The big short guy is back at it
Michael Burry, the investor who became a household name by shorting the housing bubble, has popped up with another bearish trade: Caterpillar. And not in a cute, “I’m a little cautious” way. In classic Burry fashion, he’s basically saying the stock has gotten way ahead of itself after ripping higher on the AI infrastructure boom.
Why Caterpillar suddenly got an AI glow-up
Caterpillar isn’t usually the first name you think of when someone says “AI.” But that’s the whole point here. Bulls argue the company is benefiting from the massive buildout of data centers, on-site power systems, diesel generators, and natural gas backup gear — basically all the boring-but-essential stuff that keeps the AI party from going dark.

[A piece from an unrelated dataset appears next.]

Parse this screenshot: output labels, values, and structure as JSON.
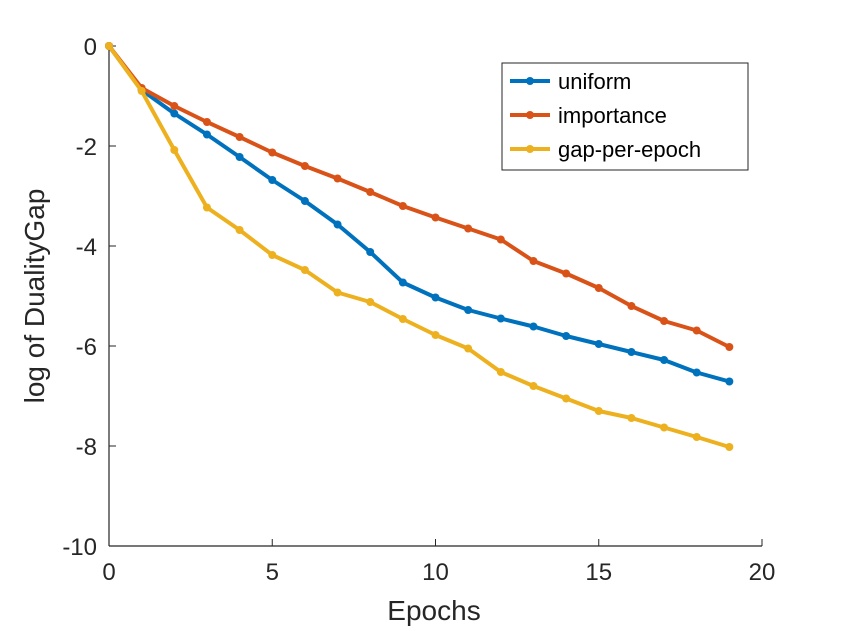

That narrative has juiced the stock, which has climbed roughly 142% over the past year. The problem? When a stock gets that hot, everyone starts asking the same annoying question: how much of the good news is already baked in?
The valuation fight
That’s where the debate gets spicy. One analyst quoted in the piece says Caterpillar’s rally reflects a “structural theme” in infrastructure spending, not just AI hype. Translation: this isn’t a meme-trade mirage, it’s a real spending shift.
Burry, though, seems to be betting the market has already paid for perfection. And once a stock starts trading at a sky-high sales multiple — especially for a company that still sells heavy equipment and leases machinery — the margin for error gets tiny.
Why investors should care
If AI capex keeps surging, Caterpillar could keep acting like an unexpected AI winner. If spending slows, the stock could lose its premium faster than your patience during a software update.
Big picture: this is less about excavators and more about whether the AI buildout is a durable, multi-year infrastructure supercycle — or just the latest thing Wall Street is willing to pay up for.